The secret has to do with the number of stem cells in the culture of the tip of the plant, called meristem.
A team of scientists at Cold Spring Harbor Laboratory (CSHL) It has identified a set of genes that control the production of stem cells in tomato. Mutations in these genes explain the origin of the mammoth beefsteak tomatoes.
Most important yet, It is that research suggests how farmers can adjust the size of the fruit of any fruit crop. The research appears in Nature Genetics.
The Associate Professor Zachary Lippman and colleagues show the secret of tomato, and it features that it has to do with the number of stem cells in the culture of the tip of the plant, called the meristem.
In particular, team drew up an abnormal proliferation of stem cells to a natural mutation that arose for hundreds of years in a gene called CLAVATA3. The selection for this rare mutant by the growers of the plant is the reason why we have today's beefsteak tomatoes.
In plants, as animals, stem cells give rise to the diversity of types of specialized cells that form all the tissues and organs. But too many stem cells may be a problem.
In people, too many stem cells can lead to cancer. In the same way, When the stem cell production is controlled in plants, the growth becomes unbalanced and irregular, mortal survival.
The finely tuned balance of cells mother plants is controlled by genes that have opposite activities. Specifically, a gene known as wuschel promotes the formation of stem cells, While clavata genes inhibit the production of stem cells.
It is no surprise that when they mutate genes clavata, the plant produces too many stem cells in the meristem.
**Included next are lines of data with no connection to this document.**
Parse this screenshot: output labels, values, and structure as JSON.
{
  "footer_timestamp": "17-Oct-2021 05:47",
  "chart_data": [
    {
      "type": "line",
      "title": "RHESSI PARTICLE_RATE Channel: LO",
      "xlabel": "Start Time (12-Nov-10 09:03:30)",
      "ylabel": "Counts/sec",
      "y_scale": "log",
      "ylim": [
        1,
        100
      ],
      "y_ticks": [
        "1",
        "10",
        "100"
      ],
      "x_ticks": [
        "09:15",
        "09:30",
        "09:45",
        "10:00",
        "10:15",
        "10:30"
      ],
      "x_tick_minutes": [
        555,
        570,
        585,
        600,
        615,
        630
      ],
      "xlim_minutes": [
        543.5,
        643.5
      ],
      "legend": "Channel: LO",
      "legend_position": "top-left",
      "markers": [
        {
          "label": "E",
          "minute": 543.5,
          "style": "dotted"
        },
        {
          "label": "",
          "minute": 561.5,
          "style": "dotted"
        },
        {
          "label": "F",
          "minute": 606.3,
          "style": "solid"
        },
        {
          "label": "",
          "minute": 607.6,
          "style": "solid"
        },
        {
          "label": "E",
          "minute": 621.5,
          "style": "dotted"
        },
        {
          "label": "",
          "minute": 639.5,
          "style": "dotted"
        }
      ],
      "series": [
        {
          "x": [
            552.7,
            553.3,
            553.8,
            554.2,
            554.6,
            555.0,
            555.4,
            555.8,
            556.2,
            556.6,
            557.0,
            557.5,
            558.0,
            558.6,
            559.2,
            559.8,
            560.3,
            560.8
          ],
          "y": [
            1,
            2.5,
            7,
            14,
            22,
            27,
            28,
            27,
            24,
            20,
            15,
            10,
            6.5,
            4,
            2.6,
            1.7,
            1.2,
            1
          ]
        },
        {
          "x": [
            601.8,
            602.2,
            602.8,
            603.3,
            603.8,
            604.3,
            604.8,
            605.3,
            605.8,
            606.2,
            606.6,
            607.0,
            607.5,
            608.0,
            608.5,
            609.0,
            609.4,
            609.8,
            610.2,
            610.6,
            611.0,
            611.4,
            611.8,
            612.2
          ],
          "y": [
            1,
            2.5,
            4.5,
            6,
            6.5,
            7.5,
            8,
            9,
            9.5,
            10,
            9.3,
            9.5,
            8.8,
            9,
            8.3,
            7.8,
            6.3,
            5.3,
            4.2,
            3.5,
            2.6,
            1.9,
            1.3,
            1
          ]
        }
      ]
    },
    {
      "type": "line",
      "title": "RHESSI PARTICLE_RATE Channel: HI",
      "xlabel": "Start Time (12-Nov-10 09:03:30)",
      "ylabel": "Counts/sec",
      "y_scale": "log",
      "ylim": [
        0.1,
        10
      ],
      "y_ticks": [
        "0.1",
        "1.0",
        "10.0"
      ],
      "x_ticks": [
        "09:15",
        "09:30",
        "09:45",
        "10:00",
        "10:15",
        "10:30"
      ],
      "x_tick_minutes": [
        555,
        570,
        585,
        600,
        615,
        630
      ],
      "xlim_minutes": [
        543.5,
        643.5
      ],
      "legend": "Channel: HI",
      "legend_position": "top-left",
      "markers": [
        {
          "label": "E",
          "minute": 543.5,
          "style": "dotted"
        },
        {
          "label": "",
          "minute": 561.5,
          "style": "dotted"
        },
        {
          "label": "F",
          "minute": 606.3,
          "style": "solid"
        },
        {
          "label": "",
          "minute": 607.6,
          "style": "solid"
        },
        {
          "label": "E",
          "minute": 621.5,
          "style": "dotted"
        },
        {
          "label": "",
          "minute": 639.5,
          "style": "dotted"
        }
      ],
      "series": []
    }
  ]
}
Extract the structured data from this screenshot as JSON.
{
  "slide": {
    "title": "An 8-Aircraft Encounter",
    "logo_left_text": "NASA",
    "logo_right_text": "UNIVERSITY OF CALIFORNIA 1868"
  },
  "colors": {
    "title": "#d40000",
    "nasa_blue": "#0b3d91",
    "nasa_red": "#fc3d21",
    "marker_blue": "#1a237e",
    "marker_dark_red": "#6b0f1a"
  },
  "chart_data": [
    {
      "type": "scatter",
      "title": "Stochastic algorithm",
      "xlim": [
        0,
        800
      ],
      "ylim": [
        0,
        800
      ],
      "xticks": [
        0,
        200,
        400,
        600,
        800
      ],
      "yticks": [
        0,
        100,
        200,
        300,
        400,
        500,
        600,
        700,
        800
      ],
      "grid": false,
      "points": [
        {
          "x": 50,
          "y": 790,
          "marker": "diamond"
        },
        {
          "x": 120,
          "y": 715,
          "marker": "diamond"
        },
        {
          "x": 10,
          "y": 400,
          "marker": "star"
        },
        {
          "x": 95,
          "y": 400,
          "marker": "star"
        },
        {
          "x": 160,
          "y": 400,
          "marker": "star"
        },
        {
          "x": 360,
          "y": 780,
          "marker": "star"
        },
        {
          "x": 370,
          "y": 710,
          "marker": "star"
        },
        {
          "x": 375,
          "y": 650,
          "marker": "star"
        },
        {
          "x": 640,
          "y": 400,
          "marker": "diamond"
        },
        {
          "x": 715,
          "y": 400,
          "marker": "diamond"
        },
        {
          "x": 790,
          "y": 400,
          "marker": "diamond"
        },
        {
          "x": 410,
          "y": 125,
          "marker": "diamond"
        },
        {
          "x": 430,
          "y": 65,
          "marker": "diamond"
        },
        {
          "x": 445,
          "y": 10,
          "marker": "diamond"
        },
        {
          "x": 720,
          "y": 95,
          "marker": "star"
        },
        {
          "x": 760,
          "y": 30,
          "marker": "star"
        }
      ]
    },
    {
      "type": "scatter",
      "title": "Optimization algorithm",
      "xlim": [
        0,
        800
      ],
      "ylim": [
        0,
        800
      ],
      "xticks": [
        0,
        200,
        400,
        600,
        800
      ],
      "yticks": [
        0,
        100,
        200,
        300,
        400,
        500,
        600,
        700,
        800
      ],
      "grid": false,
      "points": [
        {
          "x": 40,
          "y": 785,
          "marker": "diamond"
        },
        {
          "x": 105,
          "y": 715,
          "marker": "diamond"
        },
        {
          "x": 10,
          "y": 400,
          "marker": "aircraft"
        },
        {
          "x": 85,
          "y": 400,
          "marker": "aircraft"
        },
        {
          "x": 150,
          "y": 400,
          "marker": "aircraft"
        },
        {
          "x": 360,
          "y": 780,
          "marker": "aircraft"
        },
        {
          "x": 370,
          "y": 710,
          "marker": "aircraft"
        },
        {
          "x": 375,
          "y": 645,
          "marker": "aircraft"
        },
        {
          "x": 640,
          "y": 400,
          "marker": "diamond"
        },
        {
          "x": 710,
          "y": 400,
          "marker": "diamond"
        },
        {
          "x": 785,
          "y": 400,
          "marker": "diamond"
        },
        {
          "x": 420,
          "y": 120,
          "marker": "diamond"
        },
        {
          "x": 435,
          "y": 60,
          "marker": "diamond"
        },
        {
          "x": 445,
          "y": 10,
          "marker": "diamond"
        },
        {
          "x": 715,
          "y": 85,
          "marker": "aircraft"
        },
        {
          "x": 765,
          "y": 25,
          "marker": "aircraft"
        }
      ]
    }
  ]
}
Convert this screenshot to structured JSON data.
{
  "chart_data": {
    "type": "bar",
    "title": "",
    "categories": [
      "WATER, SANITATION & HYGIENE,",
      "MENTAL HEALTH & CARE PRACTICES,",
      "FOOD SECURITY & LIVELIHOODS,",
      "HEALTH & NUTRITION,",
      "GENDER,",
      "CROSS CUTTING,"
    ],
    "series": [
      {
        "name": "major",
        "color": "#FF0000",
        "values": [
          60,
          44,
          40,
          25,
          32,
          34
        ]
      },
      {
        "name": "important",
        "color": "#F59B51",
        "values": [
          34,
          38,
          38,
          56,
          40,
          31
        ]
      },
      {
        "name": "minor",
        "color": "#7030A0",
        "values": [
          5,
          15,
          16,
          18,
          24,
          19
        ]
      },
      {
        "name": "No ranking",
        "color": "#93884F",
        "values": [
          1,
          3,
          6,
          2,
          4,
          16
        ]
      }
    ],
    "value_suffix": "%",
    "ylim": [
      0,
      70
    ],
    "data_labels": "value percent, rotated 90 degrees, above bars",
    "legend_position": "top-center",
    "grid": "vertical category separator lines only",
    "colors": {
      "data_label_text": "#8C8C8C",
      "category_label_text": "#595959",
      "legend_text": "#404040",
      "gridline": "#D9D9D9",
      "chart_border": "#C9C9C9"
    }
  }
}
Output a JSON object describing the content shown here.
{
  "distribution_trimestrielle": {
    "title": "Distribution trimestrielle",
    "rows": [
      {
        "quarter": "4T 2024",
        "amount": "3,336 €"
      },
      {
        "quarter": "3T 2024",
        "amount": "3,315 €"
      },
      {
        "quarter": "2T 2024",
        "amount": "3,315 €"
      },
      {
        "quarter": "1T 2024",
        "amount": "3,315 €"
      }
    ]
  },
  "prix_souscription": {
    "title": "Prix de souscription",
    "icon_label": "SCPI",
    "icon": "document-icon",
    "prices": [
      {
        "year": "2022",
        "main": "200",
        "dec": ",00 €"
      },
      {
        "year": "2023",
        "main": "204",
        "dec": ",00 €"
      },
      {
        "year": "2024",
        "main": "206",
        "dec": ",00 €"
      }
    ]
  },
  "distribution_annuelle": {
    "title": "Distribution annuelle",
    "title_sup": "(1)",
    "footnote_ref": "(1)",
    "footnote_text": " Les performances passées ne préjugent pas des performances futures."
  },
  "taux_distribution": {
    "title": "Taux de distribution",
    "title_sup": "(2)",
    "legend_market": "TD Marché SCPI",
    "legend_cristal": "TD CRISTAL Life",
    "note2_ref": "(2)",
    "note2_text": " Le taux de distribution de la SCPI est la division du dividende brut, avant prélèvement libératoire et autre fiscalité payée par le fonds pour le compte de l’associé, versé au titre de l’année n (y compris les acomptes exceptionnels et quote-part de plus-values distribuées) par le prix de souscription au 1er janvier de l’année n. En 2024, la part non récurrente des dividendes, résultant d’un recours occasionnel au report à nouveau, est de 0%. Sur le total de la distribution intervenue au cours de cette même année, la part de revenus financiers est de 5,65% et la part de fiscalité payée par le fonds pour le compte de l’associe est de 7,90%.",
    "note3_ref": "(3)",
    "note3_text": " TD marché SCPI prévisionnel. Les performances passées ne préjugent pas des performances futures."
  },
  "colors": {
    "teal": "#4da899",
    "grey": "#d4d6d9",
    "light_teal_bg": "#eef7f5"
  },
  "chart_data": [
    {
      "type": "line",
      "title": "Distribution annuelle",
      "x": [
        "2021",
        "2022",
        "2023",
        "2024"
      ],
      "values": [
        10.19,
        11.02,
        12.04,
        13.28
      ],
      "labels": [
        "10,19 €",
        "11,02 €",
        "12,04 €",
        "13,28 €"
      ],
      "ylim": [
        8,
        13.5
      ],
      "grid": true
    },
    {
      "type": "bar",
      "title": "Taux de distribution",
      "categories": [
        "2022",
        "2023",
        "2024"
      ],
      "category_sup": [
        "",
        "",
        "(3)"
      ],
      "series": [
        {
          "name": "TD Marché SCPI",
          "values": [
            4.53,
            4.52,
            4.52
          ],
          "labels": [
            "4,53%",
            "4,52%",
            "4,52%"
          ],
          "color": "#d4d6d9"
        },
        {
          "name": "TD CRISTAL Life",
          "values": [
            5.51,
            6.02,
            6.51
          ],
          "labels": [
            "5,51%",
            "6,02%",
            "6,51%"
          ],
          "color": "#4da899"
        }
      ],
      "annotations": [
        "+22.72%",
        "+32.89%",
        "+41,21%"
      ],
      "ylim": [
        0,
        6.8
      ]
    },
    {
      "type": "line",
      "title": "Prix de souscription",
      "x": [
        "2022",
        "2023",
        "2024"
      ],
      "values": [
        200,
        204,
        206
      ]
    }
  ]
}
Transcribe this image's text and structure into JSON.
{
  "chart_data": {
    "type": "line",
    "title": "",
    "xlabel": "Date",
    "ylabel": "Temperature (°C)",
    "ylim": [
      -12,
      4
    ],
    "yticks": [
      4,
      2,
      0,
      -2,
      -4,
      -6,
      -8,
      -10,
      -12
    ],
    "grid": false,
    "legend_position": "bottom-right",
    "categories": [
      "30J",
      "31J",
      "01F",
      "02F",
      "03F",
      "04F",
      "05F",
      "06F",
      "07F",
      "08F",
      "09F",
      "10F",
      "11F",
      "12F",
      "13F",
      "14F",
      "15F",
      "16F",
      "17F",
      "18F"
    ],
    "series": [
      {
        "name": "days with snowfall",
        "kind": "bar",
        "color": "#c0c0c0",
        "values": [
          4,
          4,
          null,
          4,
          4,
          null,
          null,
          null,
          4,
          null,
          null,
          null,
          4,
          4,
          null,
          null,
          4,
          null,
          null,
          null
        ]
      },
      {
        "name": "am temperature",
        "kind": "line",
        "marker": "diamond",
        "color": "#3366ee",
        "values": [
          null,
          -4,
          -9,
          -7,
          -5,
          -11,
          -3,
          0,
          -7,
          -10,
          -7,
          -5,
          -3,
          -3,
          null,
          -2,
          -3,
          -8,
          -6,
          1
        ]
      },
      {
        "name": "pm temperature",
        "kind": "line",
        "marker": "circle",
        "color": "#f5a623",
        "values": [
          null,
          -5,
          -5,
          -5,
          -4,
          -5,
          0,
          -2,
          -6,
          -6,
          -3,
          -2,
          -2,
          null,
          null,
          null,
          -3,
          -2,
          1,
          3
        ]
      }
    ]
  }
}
However, in the recently enunciated experiments, the team of Lippman never before studied mutant tomato plants of which contained defective genes that encode enzymes that add sugar molecules to proteins.
How was this relevant to the plant stem cell discovery? Lippman experiments revealed that the enzymes, calls arabinosyltransfersases (ATS), Add sugar molecules called arabinoses to CLAVATA3, one of the key clavata.
The important discovery of the team lies in the change of the number of sugars attached to CLAVATA3 can change the number of stem cells. Three sugars is normal, and produces normal growth. But when one or more sugars in the CLAVATA3 key missing, the key already does not fit properly in the lock.
Then the wuschel gene sends its signal to make new cells mother. There is an abnormal growth; the fruit of the plant becomes extremely large.
Checking the range of the original beefsteak tomato, Lippman and his collaborator at the Ohio State University, they found that the secret of the beefsteak is made in the meristem.
Research shows that there is a continuum of possibilities for tomato plant growth and, in other plants, the clavata is highly conserved in evolution and exists in all plants.
By adjusting the amount of sugars in the keys clavata, and through other mutations affecting the trackwork components, Lippman and colleagues show that it is possible to put together the growth in ways that would allow breeders to customize the size of the fruit.